With the benefit of now looking back on my notes, I think I am seeing (backwards) what Roger was saying. I think that he was saying that the thing that we typically think of as our "self" is not the consciousness that is aware of this "self". Using Regina's story, what we typically think of as our "self" is the stories we tell about the wave, thinking it is "us." So, Roger's observation might look like this:

I, Roger the big wave, am thoroughly persuaded about my existence, but have no credible evidence of it. The only place to look is memory, where I see the stories I tell about my wave-ness. I cannot prove my existence as such in any place else, and in fact, I will hit the shore and be gone. In that condition is the question of liberty or freedom for "me," the water; I am free as the water to choose what is--my apparent wave-ness, my real water-ness, and all that these imply.

How does this make any difference?  The asserted "self" has two qualities: It asserts that it exists and yet it is impermanent.  Even the point of view that asserts the "self" exists is impermanent.

This impermanence contrasts with love, which is not impermanent in the same way.  Love is outside of form (says Roger, yet there was a flurry of assertions and questions after this statement...we will likely need to devote a future conversation to understanding what LOVE is, since there was clearly a great deal of bewilderment about it).

Suffering, on the other hand, comes from attachment to form and desire for the form's permanence.

The asserted "self" is "form" (the wave).
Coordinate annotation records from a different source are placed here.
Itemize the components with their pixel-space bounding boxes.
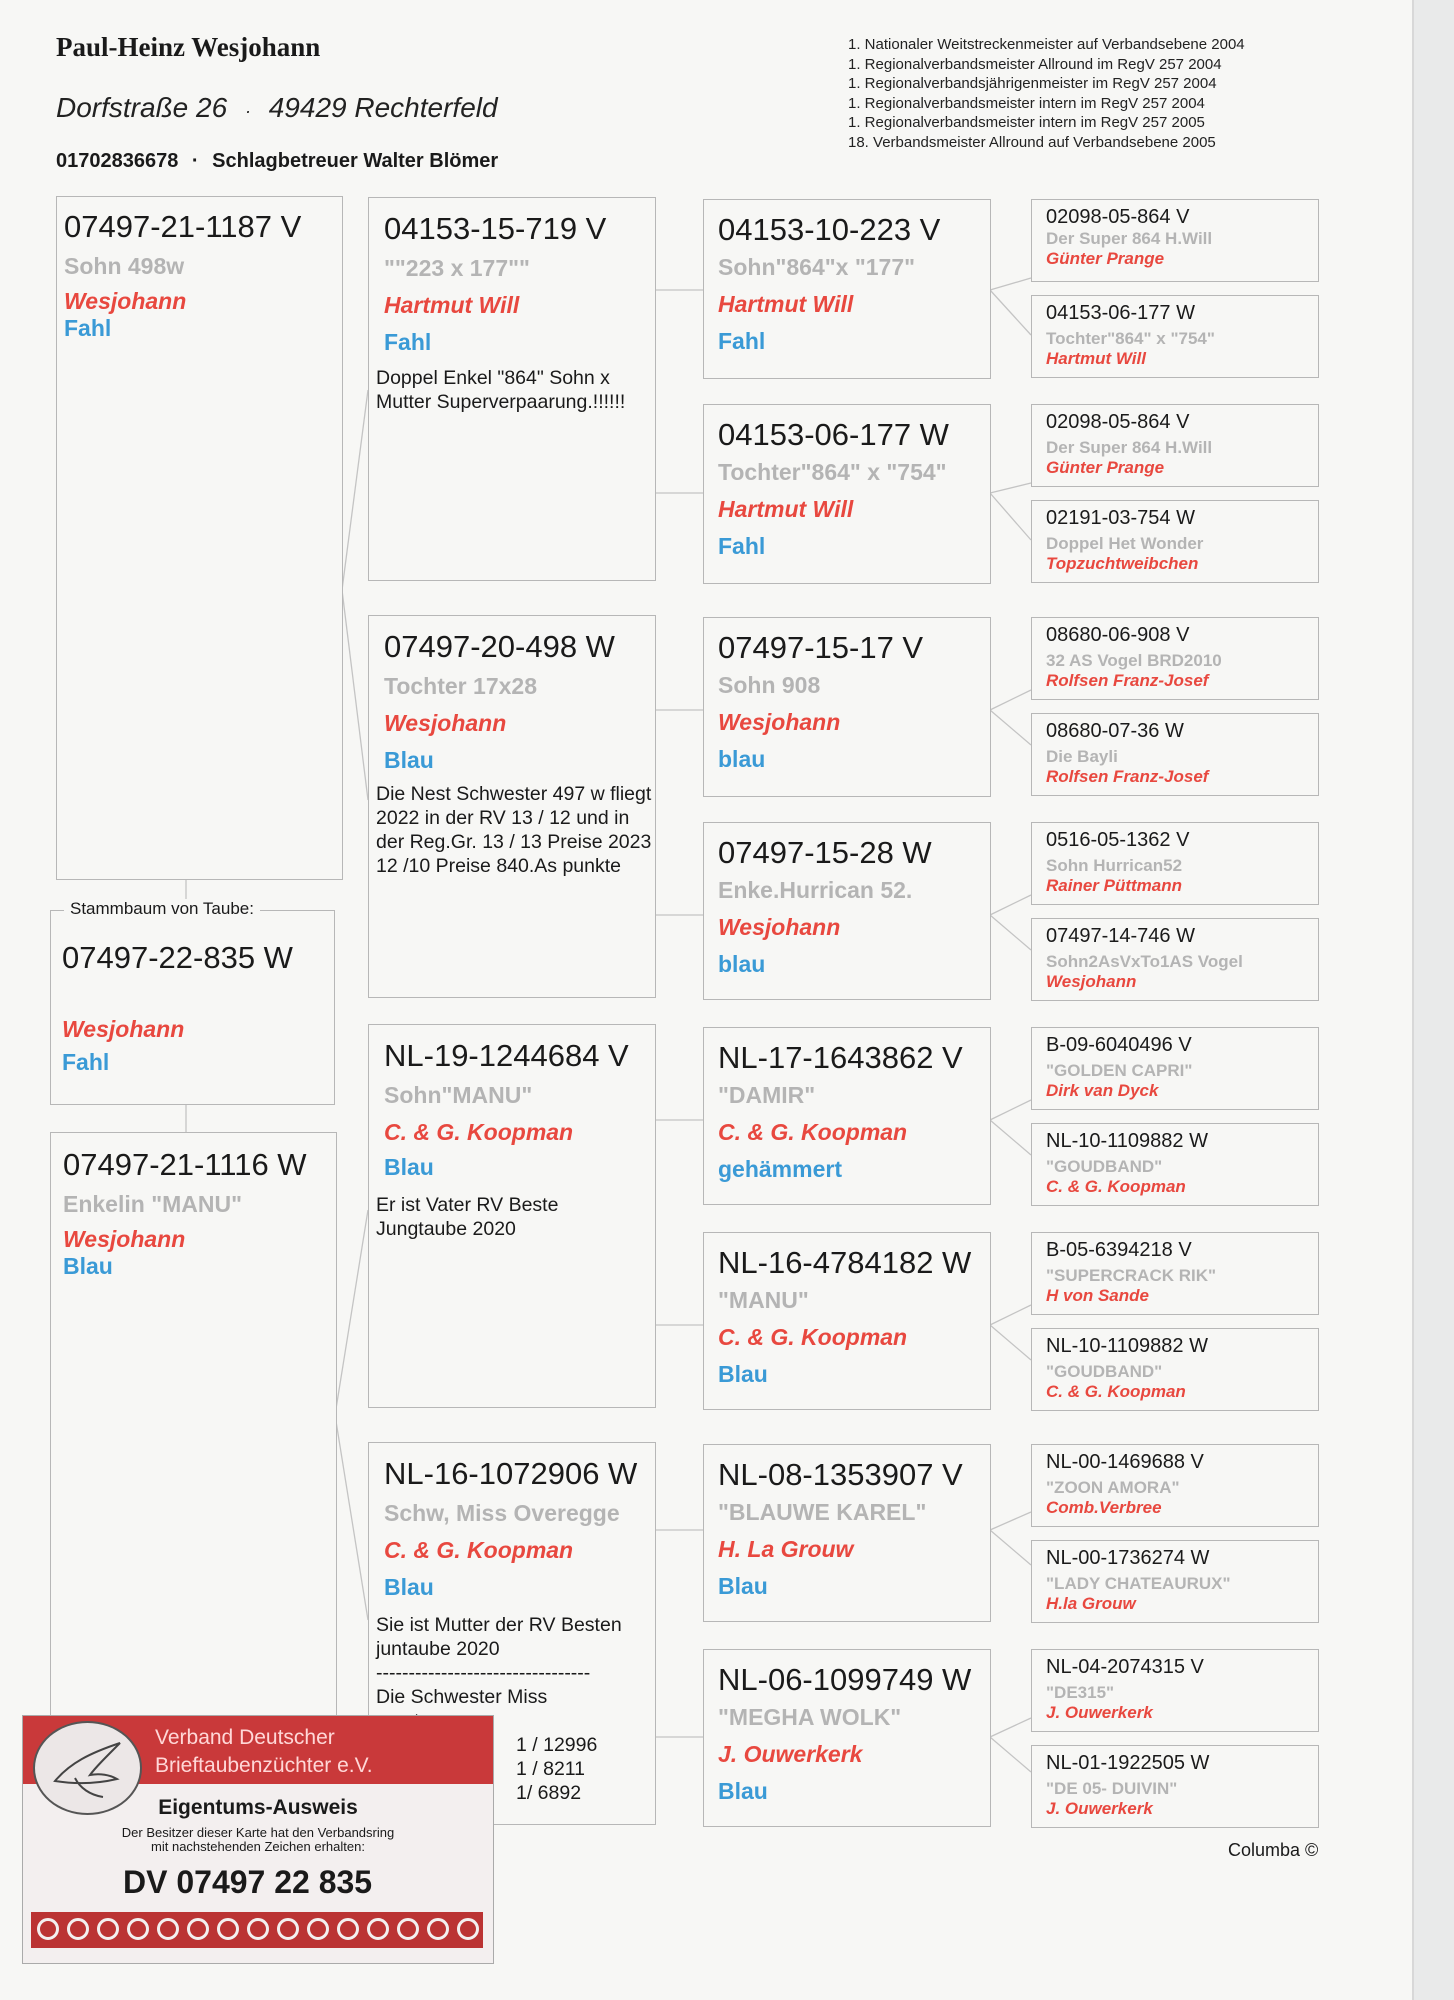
pigeon-name: "SUPERCRACK RIK" (1046, 1266, 1217, 1285)
card-text-line: mit nachstehenden Zeichen erhalten: (151, 1839, 365, 1854)
ring-number: 04153-10-223 V (718, 212, 941, 247)
pigeon-name: "BLAUWE KAREL" (718, 1499, 927, 1525)
pigeon-name: "DAMIR" (718, 1082, 816, 1108)
ring-number: 07497-15-28 W (718, 835, 932, 870)
pigeon-name: "GOUDBAND" (1046, 1157, 1163, 1176)
great-grandparent-card[interactable] (703, 1649, 991, 1827)
pigeon-name: Sohn Hurrican52 (1046, 856, 1183, 875)
ring-number: 07497-14-746 W (1046, 925, 1195, 947)
gg-grandparent-card[interactable] (1031, 1444, 1319, 1527)
breeder-name: Rolfsen Franz-Josef (1046, 767, 1209, 786)
card-title: Eigentums-Ausweis (158, 1796, 358, 1819)
color-label: Blau (718, 1361, 768, 1387)
breeder-name: C. & G. Koopman (718, 1119, 908, 1145)
card-org-line: Brieftaubenzüchter e.V. (155, 1754, 373, 1777)
achievement-item: 18. Verbandsmeister Allround auf Verbandsebene 2005 (848, 133, 1216, 151)
breeder-name: H. La Grouw (718, 1536, 854, 1562)
pigeon-name: Enke.Hurrican 52. (718, 877, 913, 903)
ring-number: NL-10-1109882 W (1046, 1130, 1208, 1152)
great-grandparent-card[interactable] (703, 199, 991, 379)
grandparent-card[interactable] (368, 197, 656, 581)
grandparent-card[interactable] (368, 1024, 656, 1408)
breeder-name: Dirk van Dyck (1046, 1081, 1159, 1100)
pigeon-name: Sohn2AsVxTo1AS Vogel (1046, 952, 1243, 971)
mother-card[interactable] (50, 1132, 337, 1717)
breeder-name: Wesjohann (718, 709, 841, 735)
pigeon-name: "MEGHA WOLK" (718, 1704, 902, 1730)
breeder-name: Wesjohann (64, 288, 187, 314)
pigeon-name: Der Super 864 H.Will (1046, 229, 1213, 248)
gg-grandparent-card[interactable] (1031, 1649, 1319, 1732)
breeder-name: Rainer Püttmann (1046, 876, 1183, 895)
ring-number: 07497-21-1187 V (64, 209, 302, 244)
breeder-name: C. & G. Koopman (384, 1537, 574, 1563)
ring-number: NL-04-2074315 V (1046, 1656, 1204, 1678)
breeder-name: Hartmut Will (1046, 349, 1146, 368)
breeder-name: Wesjohann (63, 1226, 186, 1252)
father-card[interactable] (56, 196, 343, 880)
pigeon-name: "LADY CHATEAURUX" (1046, 1574, 1231, 1593)
breeder-name: C. & G. Koopman (1046, 1177, 1186, 1196)
ring-number: 02098-05-864 V (1046, 411, 1190, 433)
breeder-name: Hartmut Will (718, 291, 854, 317)
gg-grandparent-card[interactable] (1031, 918, 1319, 1001)
card-text-line: Der Besitzer dieser Karte hat den Verbandsring (121, 1825, 395, 1840)
card-org (155, 1724, 373, 1780)
pigeon-name: Tochter 17x28 (384, 673, 537, 699)
note-line: 1 / 8211 (516, 1758, 586, 1780)
gg-grandparent-card[interactable] (1031, 1540, 1319, 1623)
achievement-item: 1. Regionalverbandsmeister intern im RegV 257 2005 (848, 114, 1205, 131)
ring-number: 07497-15-17 V (718, 630, 924, 665)
ring-number: NL-16-4784182 W (718, 1245, 972, 1280)
pigeon-name: 32 AS Vogel BRD2010 (1046, 651, 1222, 670)
caretaker: Schlagbetreuer Walter Blömer (212, 150, 499, 172)
address-street: Dorfstraße 26 (56, 92, 228, 123)
ring-number: 08680-06-908 V (1046, 624, 1190, 646)
gg-grandparent-card[interactable] (1031, 713, 1319, 796)
breeder-name: C. & G. Koopman (384, 1119, 574, 1145)
pigeon-name: "MANU" (718, 1287, 809, 1313)
great-grandparent-card[interactable] (703, 1027, 991, 1205)
breeder-name: Wesjohann (384, 710, 507, 736)
great-grandparent-card[interactable] (703, 404, 991, 584)
pigeon-name: "DE315" (1046, 1683, 1115, 1702)
achievement-item: 1. Regionalverbandsjährigenmeister im RegV 257 2004 (848, 75, 1217, 92)
ring-number: 02191-03-754 W (1046, 507, 1195, 529)
pigeon-name: ""223 x 177"" (384, 255, 530, 281)
card-text (23, 1826, 493, 1854)
pigeon-name: Schw, Miss Overegge (384, 1500, 620, 1526)
ring-number: NL-16-1072906 W (384, 1456, 638, 1491)
color-label: gehämmert (718, 1156, 842, 1182)
breeder-name: J. Ouwerkerk (718, 1741, 863, 1767)
ring-number: NL-10-1109882 W (1046, 1335, 1208, 1357)
gg-grandparent-card[interactable] (1031, 500, 1319, 583)
breeder-name: H.la Grouw (1046, 1594, 1136, 1613)
breeder-name: J. Ouwerkerk (1046, 1799, 1153, 1818)
pigeon-note: Die Nest Schwester 497 w fliegt 2022 in der RV 13 / 12 und in der Reg.Gr. 13 / 13 Preise 2023 12 /10 Preise 840.As punkte (376, 783, 652, 877)
gg-grandparent-card[interactable] (1031, 1745, 1319, 1828)
grandparent-card[interactable] (368, 615, 656, 998)
card-ring-number: DV 07497 22 835 (123, 1864, 373, 1900)
breeder-name: H von Sande (1046, 1286, 1149, 1305)
color-label: Blau (718, 1778, 768, 1804)
note-line: Die Schwester Miss (376, 1686, 548, 1708)
ring-number: 07497-22-835 W (62, 940, 293, 975)
ring-number: 04153-06-177 W (718, 417, 949, 452)
pigeon-name: Sohn 908 (718, 672, 821, 698)
card-ornament-band (31, 1912, 483, 1948)
pigeon-name: Doppel Het Wonder (1046, 534, 1204, 553)
pigeon-note: Sie ist Mutter der RV Besten juntaube 2020 (376, 1614, 622, 1660)
ring-number: 02098-05-864 V (1046, 206, 1190, 228)
ownership-card (22, 1715, 494, 1964)
breeder-name: C. & G. Koopman (1046, 1382, 1186, 1401)
address-separator: · (244, 101, 251, 121)
gg-grandparent-card[interactable] (1031, 617, 1319, 700)
gg-grandparent-card[interactable] (1031, 404, 1319, 487)
color-label: Blau (384, 747, 434, 773)
address-city: 49429 Rechterfeld (268, 92, 498, 123)
ring-number: 07497-20-498 W (384, 629, 615, 664)
ring-number: NL-01-1922505 W (1046, 1752, 1210, 1774)
ring-number: 07497-21-1116 W (63, 1147, 307, 1182)
color-label: Blau (63, 1253, 113, 1279)
breeder-name: Wesjohann (62, 1016, 185, 1042)
ring-number: 04153-06-177 W (1046, 302, 1195, 324)
breeder-name: Günter Prange (1046, 458, 1165, 477)
pigeon-name: "ZOON AMORA" (1046, 1478, 1180, 1497)
gg-grandparent-card[interactable] (1031, 1328, 1319, 1411)
achievement-item: 1. Nationaler Weitstreckenmeister auf Verbandsebene 2004 (848, 36, 1245, 53)
breeder-name: C. & G. Koopman (718, 1324, 908, 1350)
ring-number: NL-19-1244684 V (384, 1038, 629, 1073)
note-line: 1 / 12996 (516, 1734, 598, 1756)
gg-grandparent-card[interactable] (1031, 1232, 1319, 1315)
ring-number: NL-17-1643862 V (718, 1040, 963, 1075)
gg-grandparent-card[interactable] (1031, 1027, 1319, 1110)
subject-label: Stammbaum von Taube: (64, 899, 260, 919)
ring-number: NL-00-1469688 V (1046, 1451, 1204, 1473)
copyright: Columba © (1228, 1840, 1319, 1860)
ring-number: 0516-05-1362 V (1046, 829, 1190, 851)
great-grandparent-card[interactable] (703, 1232, 991, 1410)
breeder-name: Wesjohann (1046, 972, 1137, 991)
note-line: 1/ 6892 (516, 1782, 582, 1804)
gg-grandparent-card[interactable] (1031, 295, 1319, 378)
ring-number: B-09-6040496 V (1046, 1034, 1192, 1056)
ring-number: NL-08-1353907 V (718, 1457, 963, 1492)
phone: 01702836678 (56, 150, 179, 172)
color-label: Blau (384, 1574, 434, 1600)
color-label: Fahl (718, 533, 766, 559)
pigeon-name: "GOUDBAND" (1046, 1362, 1163, 1381)
breeder-name: Topzuchtweibchen (1046, 554, 1199, 573)
pigeon-note: Er ist Vater RV Beste Jungtaube 2020 (376, 1194, 559, 1240)
ring-number: 08680-07-36 W (1046, 720, 1184, 742)
gg-grandparent-card[interactable] (1031, 822, 1319, 905)
ring-number: NL-00-1736274 W (1046, 1547, 1210, 1569)
pigeon-name: "GOLDEN CAPRI" (1046, 1061, 1193, 1080)
pigeon-name: Der Super 864 H.Will (1046, 438, 1213, 457)
gg-grandparent-card[interactable] (1031, 1123, 1319, 1206)
color-label: Fahl (718, 328, 766, 354)
pigeon-name: Die Bayli (1046, 747, 1118, 766)
pigeon-name: Tochter"864" x "754" (1046, 329, 1215, 348)
color-label: Fahl (62, 1049, 110, 1075)
subject-card[interactable] (62, 940, 293, 1076)
great-grandparent-card[interactable] (703, 822, 991, 1000)
phone-separator: · (191, 150, 199, 172)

Every human tradition posits the existence of a "self" outside of conditional reality--this is the soul, the spirit.  What is this soul?  One theory is that the soul consists of the consciousness of prior unity participating in this world having forgotten that prior unity, yet still has love of that prior unity. In oder to participate in this world, the consciousness has to first see it as separate.

The age of separation

These same things are being said throughout human history, with the exception of the last 380 years. In the last 380 years, humans lived in a time where we asserted that objects are separate and self-occurring. This positivist point of view comes with a whole suite of beliefs about the nature of reality and the nature of knowing, all of which is socially constructed. The difficulty with this point of view is that it ignores the socially-constructed nature in favor of a belief that the point of view is factual "truth".

How did this happen?  It was Des Carte, the founder of the modern theory of knowledge, who had a series of dreams in which he concluded that some things represented "truth" another others, "error". Laura Rendon tells this story elegantly in her commencement speech Rendón, L. (2000). Academics of the Heart: Reconnecting the Scientific Mind with the Spirit's Artistry. Review of Higher Education, 24(1), 1–14.

Built into this frame is scarcity with competition as the means to the ultimate ends of growth. This paradigm is deeply embedded into our confused interpretation of the phrase, "Survival of the fittest," by which we take to mean "Growth through domination in a world of scarce resources."

Deconstructing the positivist frame is not a refutation of it, but a consideration of expanding the set of frames available to interpret what we encounter in the world.  An alternative frame:  "Synergistically thriving through collaboration in a world of abundance"

So here we are, back at the original homework. Our aim was to encounter the world as it is. In order to do so, we must suspend the positivist frame, since from within that frame, nothing outside of the frame exists.

And what do you do when you encounter the activity of activity creating separation?  One option is to choose it as it is.

Try it.  No need to manipulate anything about your state. What happens when you choose it as it is?